DIAL is a framework for doing distributed analysis, i.e. it provides a connection between distributed computing resources and those who would like to use such resources them to analyze existing data or generate new data. It is created and maintained for use in the ATLAS experiment but is sufficently generic that it can be easily utilized in other contexts.
DIAL presents its users with a data-centric, job-driven view. A user may examine an existing dataset or may define a job to create a new dataset and then examine that dataset after the job completes. DIAL enables users to monitor jobs to follow their progress, examine partial results and, if desired, to stop the job.

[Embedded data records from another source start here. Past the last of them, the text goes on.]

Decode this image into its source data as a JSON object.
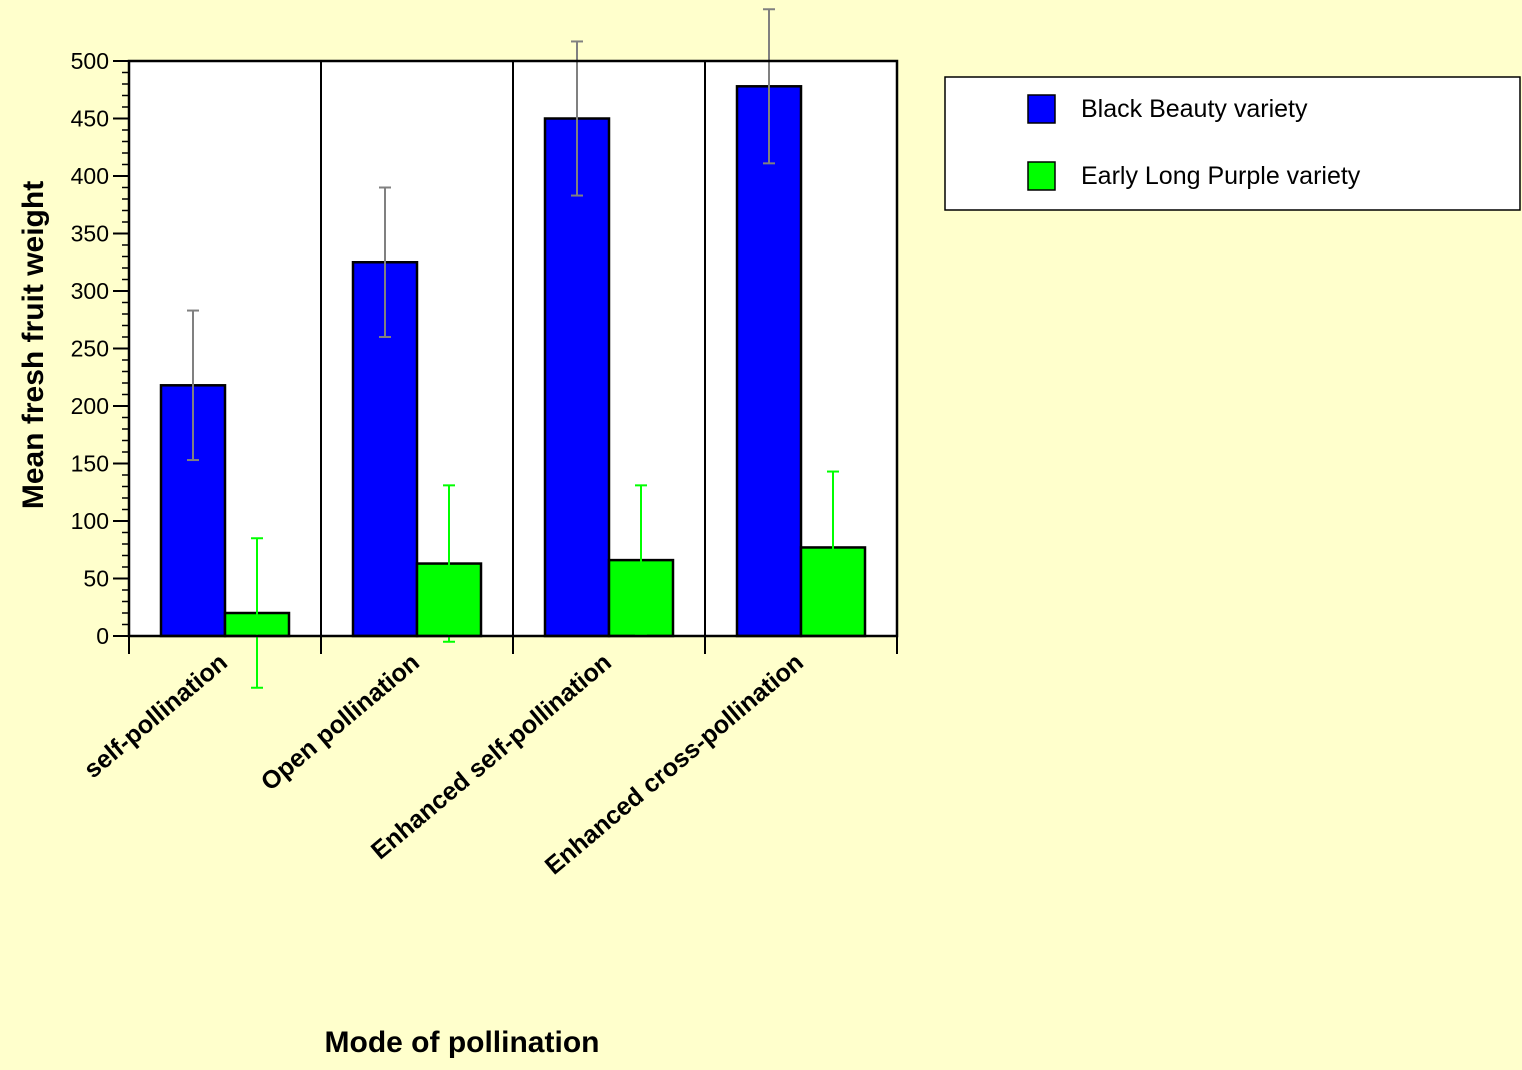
{
  "chart_data": {
    "type": "bar",
    "xlabel": "Mode of pollination",
    "ylabel": "Mean fresh fruit weight",
    "ylim": [
      0,
      500
    ],
    "yticks": [
      0,
      50,
      100,
      150,
      200,
      250,
      300,
      350,
      400,
      450,
      500
    ],
    "categories": [
      "self-pollination",
      "Open pollination",
      "Enhanced self-pollination",
      "Enhanced cross-pollination"
    ],
    "series": [
      {
        "name": "Black Beauty variety",
        "color": "#0000ff",
        "error_color": "#808080",
        "values": [
          218,
          325,
          450,
          478
        ],
        "error": [
          65,
          65,
          67,
          67
        ]
      },
      {
        "name": "Early Long Purple variety",
        "color": "#00ff00",
        "error_color": "#00ff00",
        "values": [
          20,
          63,
          66,
          77
        ],
        "error": [
          65,
          68,
          65,
          66
        ]
      }
    ],
    "legend": {
      "position": "right"
    },
    "grid": false
  }
}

A job is defined by selecting an input dataset and specifying a transformation to act on that dataset. The tranformation and input dataset are passed to a DIAL scheduler (typically a remote "analysis service") which has the responsibility for carrying out the processing, providing status updates, and stopping the job if requested. By definition, a tranformation applied to an input dataset produces an output dataset (the result).
Typically a user job is split into many subjobs which are processed in parallel. The splitting is accomplished by splitting the input dataset and then applying the same tranformation to each subdataset. The scheduler then merges the result (output dataset) from each subjob to create the result for the user job. This hierarchical job model may be extended further, i.e. the subjobs themselves may split and so on.
Applications and task are characterized by their "task interface," the names and meanings of the files that an application expects to find in the task. A task may only be expected to work with an application if it provides the appropriate interface. An application is further characterized by its "environmental interface," i.e. the environment it expects and the means by which it is run.
A standard DIAL application provides two scripts: build_task and run. The former runs in a directory where the task files are present and uses them to create new files in that directory, e.g. compiling sources into a library. The latter uses the result of the first step along with an input dataset to create an output dataset. It is allowed and expected there will be other applications that do not meet this interface; specialized jobs or schedulers are then required to integrate these into a DIAL processing system.
A few applications and example tasks are avaialble for ATLAS users with emphasis on analysis of the Rome AOD datasets. Work is in progress to make the existing ATLAS production transformations available to DIAL users. ATLAS has initiated a project to define standard ATLAS transformations and it is expected thes will be incorporated into the DIAL interface when they become available.
This document describes use of the ROOT-based client aided by web-based monitoring. There is also a python binding, PyDIAL, with similar capabilities and integration with GANGA for usrs of that system.